Notwendig seien wesentlich drastischere Maßnahmen. Momentan gehe der Ausbau der erneuerbaren Energien hier in Deutschland nicht voran. „Der Ausbau der Windenergie ist zum Stillstand gekommen, die Genehmigung einer neuen Windenergieanlage dauert bis zu 59 Monate“, so Machnig. Er forderte eine verbindliche Vorgabe für alle Bundesländer, die zwei Prozent ihrer Landesflächen für Windanlagen ausweisen sollen.

Es könne nicht sein, dass einige Länder so täten, als ginge sie das Thema nichts an, kritisierte Machnig, dass es in Bayern quasi keine Windkraftanlagen gebe. Dort sei die Industrie ansässig und werde Strom gebraucht, was Leitungen in großen Umfang erforderlich mache, die aber auch nicht gebaut werden.

Der Ausbau des Stromnetzes sei für ein Industrieland wie Deutschland unerlässlich, um die Versorgungssicherheit zu gewährleisten. Schon jetzt gebe es sogenannten Geisterstrom. Der werde von Windenergie- und Solaranlagen erzeugt, könne aber nicht eingespeist werden, um die Netze nicht zu überlasten. Dafür seien bereits 400 Millionen Euro als Entschädigungen an die Betreiber der Anlagen gezahlt worden.

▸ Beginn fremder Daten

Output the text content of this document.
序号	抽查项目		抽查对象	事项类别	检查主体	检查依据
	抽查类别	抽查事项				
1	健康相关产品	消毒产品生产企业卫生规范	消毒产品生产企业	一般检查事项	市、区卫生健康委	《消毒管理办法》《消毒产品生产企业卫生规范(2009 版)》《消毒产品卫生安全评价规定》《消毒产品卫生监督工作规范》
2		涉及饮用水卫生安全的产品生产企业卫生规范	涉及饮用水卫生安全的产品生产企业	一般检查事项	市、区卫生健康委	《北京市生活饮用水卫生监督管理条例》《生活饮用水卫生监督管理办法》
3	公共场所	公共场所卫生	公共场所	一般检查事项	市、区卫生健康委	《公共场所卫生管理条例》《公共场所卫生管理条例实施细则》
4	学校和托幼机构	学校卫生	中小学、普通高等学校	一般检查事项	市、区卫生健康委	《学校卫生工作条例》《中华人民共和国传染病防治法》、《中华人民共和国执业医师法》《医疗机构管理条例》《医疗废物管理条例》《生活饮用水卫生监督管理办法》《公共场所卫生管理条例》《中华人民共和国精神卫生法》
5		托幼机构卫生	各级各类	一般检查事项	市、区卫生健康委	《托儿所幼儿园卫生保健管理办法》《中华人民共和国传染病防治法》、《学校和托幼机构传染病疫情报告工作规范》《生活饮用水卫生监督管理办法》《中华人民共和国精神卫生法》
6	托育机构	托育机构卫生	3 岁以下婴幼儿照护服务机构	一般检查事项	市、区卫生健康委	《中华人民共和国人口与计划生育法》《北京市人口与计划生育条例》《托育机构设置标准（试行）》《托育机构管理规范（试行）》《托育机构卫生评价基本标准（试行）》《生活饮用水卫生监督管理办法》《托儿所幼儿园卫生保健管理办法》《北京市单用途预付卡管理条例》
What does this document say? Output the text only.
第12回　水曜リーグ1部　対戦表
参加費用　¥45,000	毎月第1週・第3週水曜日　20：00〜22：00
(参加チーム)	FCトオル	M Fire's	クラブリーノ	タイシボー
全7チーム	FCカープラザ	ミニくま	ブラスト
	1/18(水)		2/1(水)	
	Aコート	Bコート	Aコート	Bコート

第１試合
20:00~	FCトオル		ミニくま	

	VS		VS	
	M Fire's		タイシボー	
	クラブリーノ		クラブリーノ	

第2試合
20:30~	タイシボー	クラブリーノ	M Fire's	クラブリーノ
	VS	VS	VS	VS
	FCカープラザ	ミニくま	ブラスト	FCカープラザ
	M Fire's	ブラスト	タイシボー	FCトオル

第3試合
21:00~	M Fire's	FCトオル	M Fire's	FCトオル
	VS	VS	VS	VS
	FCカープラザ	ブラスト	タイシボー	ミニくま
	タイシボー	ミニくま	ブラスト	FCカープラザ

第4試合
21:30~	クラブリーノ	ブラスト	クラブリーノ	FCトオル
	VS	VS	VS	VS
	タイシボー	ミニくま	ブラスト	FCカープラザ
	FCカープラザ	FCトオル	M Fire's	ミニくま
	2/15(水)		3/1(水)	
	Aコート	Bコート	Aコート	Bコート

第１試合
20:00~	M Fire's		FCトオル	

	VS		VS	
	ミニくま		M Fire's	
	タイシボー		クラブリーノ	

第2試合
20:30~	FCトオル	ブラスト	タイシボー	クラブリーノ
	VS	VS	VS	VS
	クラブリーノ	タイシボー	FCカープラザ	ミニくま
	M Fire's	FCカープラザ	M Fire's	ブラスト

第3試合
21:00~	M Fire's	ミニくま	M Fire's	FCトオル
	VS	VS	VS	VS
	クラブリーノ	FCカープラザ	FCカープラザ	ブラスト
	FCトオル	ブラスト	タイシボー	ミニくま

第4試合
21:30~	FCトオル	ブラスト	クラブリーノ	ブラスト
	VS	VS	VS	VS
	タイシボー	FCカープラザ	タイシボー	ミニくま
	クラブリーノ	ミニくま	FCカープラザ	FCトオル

Bereits mehr als 160 Milliarden Euro in Energiewende geflossen

Allein im Sommer dieses Jahres habe es drei oder vier Tage gegeben, an denen es massive Engpässe im Netz gab, forderte Machnig den Aufbau „intelligenter Netze“. Allerdings müsse die Politik Anreize für die Netzbetreiber schaffen, damit diese in Backup-Kapazitäten investierten.

Obwohl bereits mehr als 160 Milliarden Euro in die Energiewende geflossen seien, ist der Strompreis in Deutschland wesentlich höher als in anderen Ländern, kritisierte Machnig: „Wir sind nicht wettbewerbsfähig, wenn die Verbraucherpreise für Strom um 43 Prozent über den Durchschnittswerten liegen und auch die deutsche Industrie 50 oder 60 Prozent mehr für den Strom zahlen muss, als ihre internationale Konkurrenz“.

Notwendig sind aus der Sicht des Ex-Staatssekretärs im Bundeswirtschaftministerium eine klare Bepreisung von Kohlendioxid und zwar am besten über eine Steuer statt über Zertifikate. Er wisse, dass Steuererhöhungen nicht populär seien, aber allein der Aufbau eines Zertifikate-Handels werde drei Jahre dauern, Zeit die man nicht verschwenden dürfe.

Die Deckel, die den Ausbau der Wind- und Sonnenenergie begrenzen, müssten abgeschafft, die Pumpspeicherwerke müssten von der EEG-Umlage befreit werden. „Ohne Speicher scheitert die Energiewende“, ist Machnig überzeugt. Daher müsse auch die Batterieforschung voran getrieben werden.